Without the VirtIO network driver there is no internet during install

If you picked VirtIO (virtio) as the network interface and do not load the driver during setup, Windows will not have internet access. That can block activation and Windows Update steps during first boot.
Step 1

Access the "Where do you want to install Windows?" screen

During Windows setup, if no disks are shown, the storage driver for your selected interface (SCSI or VirtIO) is not loaded yet. Load it manually from the mounted VirtIO ISO.

Windows setup with no disks shown
Windows setup with no disks shown
Step 2

Click "Load driver"

Click Load driver to browse the mounted VirtIO ISO and pick the storage driver that matches the interface you chose.

Click Load driver to browse the VirtIO ISO
Click Load driver to browse the VirtIO ISO
Step 3

Browse to the correct driver folder

On the VirtIO ISO navigate to the folder that matches the interface and Windows version — for example viostor for VirtIO SCSI, with subfolders per Windows edition (10 / 11 / Server).

Browse to the appropriate driver folder
Browse to the appropriate driver folder
Step 4

Select the driver

Windows lists the available drivers. Pick the one that matches your setup (typically Red Hat VirtIO SCSI controller) and click Next.

Select the VirtIO driver that matches your disk interface
Select the VirtIO driver that matches your disk interface
Step 5

(Optional) Install the network driver

If you also picked VirtIO as the network interface, load the network driver from the NetKVM folder of the same ISO, selecting the subfolder for your Windows version. Without this step Windows installs without internet access.

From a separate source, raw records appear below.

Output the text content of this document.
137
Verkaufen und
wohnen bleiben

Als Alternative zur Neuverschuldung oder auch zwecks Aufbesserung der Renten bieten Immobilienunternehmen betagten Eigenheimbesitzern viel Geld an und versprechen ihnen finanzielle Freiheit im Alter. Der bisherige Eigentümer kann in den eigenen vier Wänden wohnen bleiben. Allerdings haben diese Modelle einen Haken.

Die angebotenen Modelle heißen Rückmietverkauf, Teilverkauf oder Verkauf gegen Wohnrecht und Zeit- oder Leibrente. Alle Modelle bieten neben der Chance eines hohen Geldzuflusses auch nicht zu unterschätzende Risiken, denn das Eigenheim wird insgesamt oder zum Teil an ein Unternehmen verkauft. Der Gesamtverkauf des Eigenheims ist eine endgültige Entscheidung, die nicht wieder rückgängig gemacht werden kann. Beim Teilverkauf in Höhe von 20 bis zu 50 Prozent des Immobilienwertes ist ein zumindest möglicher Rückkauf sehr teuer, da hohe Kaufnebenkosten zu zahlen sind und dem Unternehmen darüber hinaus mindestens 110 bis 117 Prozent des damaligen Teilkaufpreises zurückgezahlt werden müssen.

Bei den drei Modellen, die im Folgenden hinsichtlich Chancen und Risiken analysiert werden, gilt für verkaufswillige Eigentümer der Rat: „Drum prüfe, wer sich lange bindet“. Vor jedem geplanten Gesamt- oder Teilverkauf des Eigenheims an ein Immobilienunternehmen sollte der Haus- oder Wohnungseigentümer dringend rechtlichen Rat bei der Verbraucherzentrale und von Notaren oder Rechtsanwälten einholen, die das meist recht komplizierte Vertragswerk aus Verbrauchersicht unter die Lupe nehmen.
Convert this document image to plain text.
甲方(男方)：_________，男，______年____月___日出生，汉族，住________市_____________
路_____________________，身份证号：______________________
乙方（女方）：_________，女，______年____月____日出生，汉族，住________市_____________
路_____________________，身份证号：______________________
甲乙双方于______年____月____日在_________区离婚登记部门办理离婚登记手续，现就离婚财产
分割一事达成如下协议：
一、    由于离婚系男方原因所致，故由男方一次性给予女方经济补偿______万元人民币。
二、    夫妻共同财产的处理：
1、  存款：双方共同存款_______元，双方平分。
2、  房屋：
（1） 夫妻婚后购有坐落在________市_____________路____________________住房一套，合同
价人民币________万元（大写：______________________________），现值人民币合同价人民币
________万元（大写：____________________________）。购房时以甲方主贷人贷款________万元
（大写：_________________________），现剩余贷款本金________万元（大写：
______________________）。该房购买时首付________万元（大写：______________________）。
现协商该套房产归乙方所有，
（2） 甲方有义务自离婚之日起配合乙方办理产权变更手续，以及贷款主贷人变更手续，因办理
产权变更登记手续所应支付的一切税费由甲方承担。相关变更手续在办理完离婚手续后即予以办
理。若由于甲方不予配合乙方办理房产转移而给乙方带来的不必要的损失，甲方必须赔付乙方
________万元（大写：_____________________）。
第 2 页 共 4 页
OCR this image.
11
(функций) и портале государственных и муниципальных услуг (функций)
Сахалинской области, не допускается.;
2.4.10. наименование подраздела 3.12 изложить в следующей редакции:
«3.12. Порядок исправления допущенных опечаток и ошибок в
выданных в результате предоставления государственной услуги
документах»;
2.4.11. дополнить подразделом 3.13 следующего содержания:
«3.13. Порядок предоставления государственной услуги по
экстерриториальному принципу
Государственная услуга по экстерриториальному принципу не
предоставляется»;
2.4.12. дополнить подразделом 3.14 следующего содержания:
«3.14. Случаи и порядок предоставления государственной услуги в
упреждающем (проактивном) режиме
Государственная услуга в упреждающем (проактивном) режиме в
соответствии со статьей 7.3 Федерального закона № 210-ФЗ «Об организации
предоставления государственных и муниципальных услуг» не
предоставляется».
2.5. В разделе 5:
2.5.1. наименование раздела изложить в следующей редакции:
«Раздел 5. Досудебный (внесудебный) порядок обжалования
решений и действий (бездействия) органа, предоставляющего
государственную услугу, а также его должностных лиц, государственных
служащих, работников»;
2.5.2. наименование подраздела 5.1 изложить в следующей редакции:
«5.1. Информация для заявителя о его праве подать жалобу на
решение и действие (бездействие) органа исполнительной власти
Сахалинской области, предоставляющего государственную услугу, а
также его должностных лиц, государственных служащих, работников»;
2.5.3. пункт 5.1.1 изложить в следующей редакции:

Load the VirtIO network driver to enable internet during install
Load the VirtIO network driver to enable internet during install

Post-install: run virtio-win-guest-tools.exe

After Windows is installed, open the VirtIO ISO from File Explorer and run virtio-win-guest-tools.exe. It installs the remaining drivers (network, display, input, ballooning, QEMU Guest Agent) in one shot.